Thursday, January 19, 2012
Deep in the Russian Ministry of Natural Resources sits a nondescript bureaucrat named Konstantin Malin. He draws a nominal government salary but from his shabby office controls half the nation's oil industry, making him one of the most wealthy and feared men in Russia. His public face is Richard Lock, a hapless money launderer bound to Malin by marriage, complacency, and greed. Lock takes the proceeds of his master's corruption, washes them abroad, and invests them back in Russia in a secret business empire. He knows little about Malin's true affairs, but still he knows too much.
Benjamin Webster is an investigator at a London corporate intelligence firm. Years before, as an idealistic young journalist in Russia, Webster saw a colleague murdered for asking too many hard questions of powerful people; her true killers have never been found. Hired to ruin Malin, Webster comes to realize that this shadowy figure might have ordered her gruesome death, and that this case may deliver the justice he has been seeking for a decade.

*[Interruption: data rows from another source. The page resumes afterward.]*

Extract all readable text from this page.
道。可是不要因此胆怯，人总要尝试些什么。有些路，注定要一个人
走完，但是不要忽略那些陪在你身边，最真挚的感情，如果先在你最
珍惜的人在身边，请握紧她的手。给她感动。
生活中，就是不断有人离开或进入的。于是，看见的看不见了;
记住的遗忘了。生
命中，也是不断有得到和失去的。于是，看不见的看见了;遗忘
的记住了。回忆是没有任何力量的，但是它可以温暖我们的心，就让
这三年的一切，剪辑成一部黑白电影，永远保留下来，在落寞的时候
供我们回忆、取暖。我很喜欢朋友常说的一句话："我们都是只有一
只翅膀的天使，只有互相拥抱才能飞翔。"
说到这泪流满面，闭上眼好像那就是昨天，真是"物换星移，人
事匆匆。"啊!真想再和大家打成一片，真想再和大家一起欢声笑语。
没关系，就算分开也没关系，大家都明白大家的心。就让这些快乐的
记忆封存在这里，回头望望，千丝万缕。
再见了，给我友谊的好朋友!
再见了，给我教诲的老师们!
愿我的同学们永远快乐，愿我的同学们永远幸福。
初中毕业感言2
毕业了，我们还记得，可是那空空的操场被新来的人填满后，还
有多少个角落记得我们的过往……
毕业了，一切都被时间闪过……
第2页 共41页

As Webster peels back the layers of Malin's shell companies and criminal networks, Lock's colleagues begin dying mysteriously, police around the world start to investigate, and Malin begins to question his trust in his increasingly exposed frontman. Suddenly Lock is running for his life- though from Malin or Webster, the law or his own past, he couldn't say.
Leading us into a world we can know little about, The Silent Oligarch is the brilliant overture of a major new literary talent. -- The Penguin Press
After reading reviews for THE SILENT OLIGARCH by Chris Morgan Jones, I'm kind of wishing I hadn't passed it along to Booking Pap Pap. However, it seems like he enjoyed it. Here are his thoughts:
THE SILENT OLIGARCH is Chris Morgan Jones’ first novel. It is a thriller about money laundering, front men and a Russian Oligarch. His previous experience in an international business intelligence agency appears to serve as a basis for the novel’s plot.
Richard Lock is the front man for the Russian Minister of Natural Resources, Konstantin Malin and is responsible for setting up a complicated array of shell companies to launder money for Malin.
Aristotle Tourna, a Greek magnate who is of the same ilk as Malin, is convinced he was cheated in an acquisition of a company from Malin. He files a law suit and hires a London based business intelligence firm to gather information in an attempt to destroy Konstantin Malin. Benjamin Webster, with previous experience as a journalist covering the gas and oil industry in Russia, is chosen by his company as the lead investigator. Webster is motivated by a long ago unsolved murder of a colleague who asked too many questions in her investigation of certain Russian oil and gas transactions.
Webster’s investigation takes him to London, Moscow and Berlin where he creates significant problems for Lock. As he delves deeper into the case, Webster and his family are threatened, one of Lock’s colleagues dies in an apparent suicide and Lock is put under the watch of body guards assigned by Malin. When Lock can no longer withstand the pressure from Webster, Malin and law enforcement officials from several countries, he decides to run.
The crux of the novel is the interplay between Webster and Lock and their dealings with their personal demons.
Richard Lock is certainly conflicted. Should he return to Russia and hope all is forgotten or should he attempt to separate himself from Malin and return to his wife and daughter in London? Can he trust Webster?
Benjamin Webster has his own issues. Is his investigation responsible for the death of Lock’s business associate and is he putting Lock at risk?Is his desire to solve the murder case of his reporter friend overshadowing his decision making on the case? Is finding justice worth the danger he has created?
THE SILENT OLIGARCH hits on the very timely topic of Russian corporate corruption as Jones combines politics, business and crime in an exciting novel. The story moves along smoothly with sufficient action to keep the reader interested right up to the unusual ending. This is a very good first novel by Chris Morgan Jones. I recommend it to anyone who enjoys a good international thriller.
Thanks to Booking Pap Pap for his review and to the publisher for sending a copy of this novel.